Leslie Russell Blake

AAE position: Cartographer, geologist

Blake was born in Melbourne in 1890, but lived much of his early life in Queensland. He was working for the Queensland government’s geological survey department when Mawson selected him to join the Macquarie Island Party as geologist and cartographer –roles he filled with consummate skill and dedication.

Blake’s main tasks were to map the island and describe its geology. The latter task involved putting together a large collection of rock specimens — one of the foundations for later research into the island’s unique geology leading to its nomination as a World Heritage property.

But Blake’s surveying and mapping of the island was his major achievement. With just three years’ prior experience in field surveying, he completed a topographic survey of the island’s rugged 170 square kilometres by land and sea (in a tiny dinghy), with the help of the party’s biologist, Harold Hamilton.

Starting with a survey baseline on the northern plateau on 17 January 1912, Blake set up sighting poles on all prominent features to allow a topographic triangulation of the entire island. The end result was a detailed map of the island with contours at 200-foot intervals. (For the northern half the intervals were 50 feet.) The maps, published later in Mawson’s AAE Reports, were still being used in the 1970s.

After a short visit to the Antarctic mainland on Aurora’s final cruise, Blake returned to the goldfields of Queensland as a geologist, continuing his work on the Macquarie data and maps. But the outbreak of war in Europe saw him volunteering for the army. Initially he was turned down on medical grounds, but after hospital treatment he was allowed to enlist as a gunner. After brief service in the Middle East, he arrived in France as a second lieutenant early in 1916.

Late in 1916 Blake was awarded the Military Cross, for conspicuous and continual gallantry in the field during the Battle of the Somme, when under heavy fire he made a detailed survey of the Allies’ front line to help keep soldiers safe from ‘friendly fire’ during artillery barrages. Blake sent his medal back to his fiancée in Australia.

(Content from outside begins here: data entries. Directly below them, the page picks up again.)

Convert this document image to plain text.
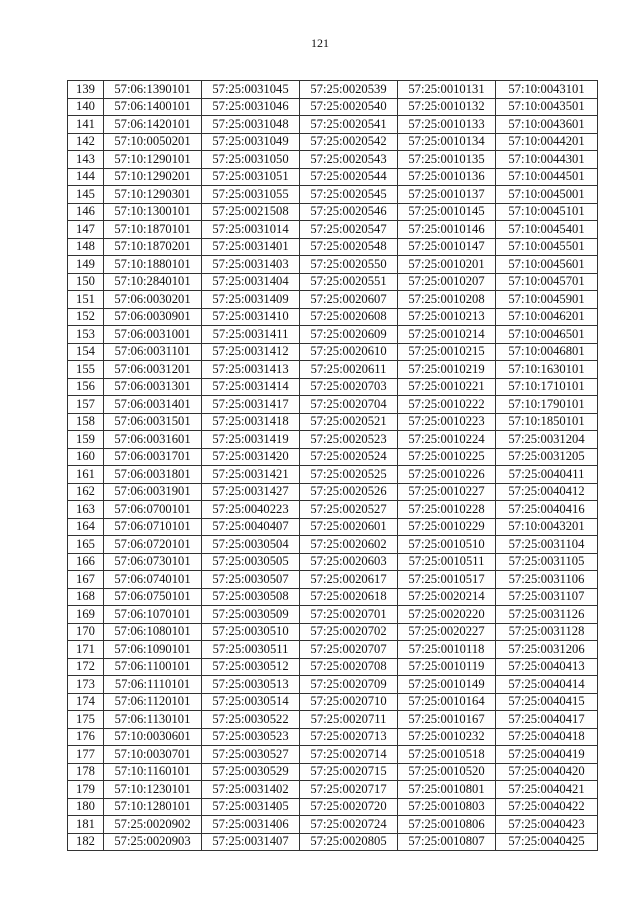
121
139	57:06:1390101	57:25:0031045	57:25:0020539	57:25:0010131	57:10:0043101
140	57:06:1400101	57:25:0031046	57:25:0020540	57:25:0010132	57:10:0043501
141	57:06:1420101	57:25:0031048	57:25:0020541	57:25:0010133	57:10:0043601
142	57:10:0050201	57:25:0031049	57:25:0020542	57:25:0010134	57:10:0044201
143	57:10:1290101	57:25:0031050	57:25:0020543	57:25:0010135	57:10:0044301
144	57:10:1290201	57:25:0031051	57:25:0020544	57:25:0010136	57:10:0044501
145	57:10:1290301	57:25:0031055	57:25:0020545	57:25:0010137	57:10:0045001
146	57:10:1300101	57:25:0021508	57:25:0020546	57:25:0010145	57:10:0045101
147	57:10:1870101	57:25:0031014	57:25:0020547	57:25:0010146	57:10:0045401
148	57:10:1870201	57:25:0031401	57:25:0020548	57:25:0010147	57:10:0045501
149	57:10:1880101	57:25:0031403	57:25:0020550	57:25:0010201	57:10:0045601
150	57:10:2840101	57:25:0031404	57:25:0020551	57:25:0010207	57:10:0045701
151	57:06:0030201	57:25:0031409	57:25:0020607	57:25:0010208	57:10:0045901
152	57:06:0030901	57:25:0031410	57:25:0020608	57:25:0010213	57:10:0046201
153	57:06:0031001	57:25:0031411	57:25:0020609	57:25:0010214	57:10:0046501
154	57:06:0031101	57:25:0031412	57:25:0020610	57:25:0010215	57:10:0046801
155	57:06:0031201	57:25:0031413	57:25:0020611	57:25:0010219	57:10:1630101
156	57:06:0031301	57:25:0031414	57:25:0020703	57:25:0010221	57:10:1710101
157	57:06:0031401	57:25:0031417	57:25:0020704	57:25:0010222	57:10:1790101
158	57:06:0031501	57:25:0031418	57:25:0020521	57:25:0010223	57:10:1850101
159	57:06:0031601	57:25:0031419	57:25:0020523	57:25:0010224	57:25:0031204
160	57:06:0031701	57:25:0031420	57:25:0020524	57:25:0010225	57:25:0031205
161	57:06:0031801	57:25:0031421	57:25:0020525	57:25:0010226	57:25:0040411
162	57:06:0031901	57:25:0031427	57:25:0020526	57:25:0010227	57:25:0040412
163	57:06:0700101	57:25:0040223	57:25:0020527	57:25:0010228	57:25:0040416
164	57:06:0710101	57:25:0040407	57:25:0020601	57:25:0010229	57:10:0043201
165	57:06:0720101	57:25:0030504	57:25:0020602	57:25:0010510	57:25:0031104
166	57:06:0730101	57:25:0030505	57:25:0020603	57:25:0010511	57:25:0031105
167	57:06:0740101	57:25:0030507	57:25:0020617	57:25:0010517	57:25:0031106
168	57:06:0750101	57:25:0030508	57:25:0020618	57:25:0020214	57:25:0031107
169	57:06:1070101	57:25:0030509	57:25:0020701	57:25:0020220	57:25:0031126
170	57:06:1080101	57:25:0030510	57:25:0020702	57:25:0020227	57:25:0031128
171	57:06:1090101	57:25:0030511	57:25:0020707	57:25:0010118	57:25:0031206
172	57:06:1100101	57:25:0030512	57:25:0020708	57:25:0010119	57:25:0040413
173	57:06:1110101	57:25:0030513	57:25:0020709	57:25:0010149	57:25:0040414
174	57:06:1120101	57:25:0030514	57:25:0020710	57:25:0010164	57:25:0040415
175	57:06:1130101	57:25:0030522	57:25:0020711	57:25:0010167	57:25:0040417
176	57:10:0030601	57:25:0030523	57:25:0020713	57:25:0010232	57:25:0040418
177	57:10:0030701	57:25:0030527	57:25:0020714	57:25:0010518	57:25:0040419
178	57:10:1160101	57:25:0030529	57:25:0020715	57:25:0010520	57:25:0040420
179	57:10:1230101	57:25:0031402	57:25:0020717	57:25:0010801	57:25:0040421
180	57:10:1280101	57:25:0031405	57:25:0020720	57:25:0010803	57:25:0040422
181	57:25:0020902	57:25:0031406	57:25:0020724	57:25:0010806	57:25:0040423
182	57:25:0020903	57:25:0031407	57:25:0020805	57:25:0010807	57:25:0040425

In July 1917, while taking part in the third Battle of Ypres, Blake was photographed by his old friend from the AAE, Frank Hurley, now an official war photographer. In September 1917 he was wounded in the arm by shrapnel and evacuated to England. After rejoining the fighting in February 1918, he was promoted to captain in May.

In the war’s final offensive that broke the German Hindenburg Line late in 1918, Blake was on horseback on 2 October when he was hit by a shell which killed his horse and wounded him badly, blowing off his left leg. He died early the following day and was buried in the military cemetery at Tincourt.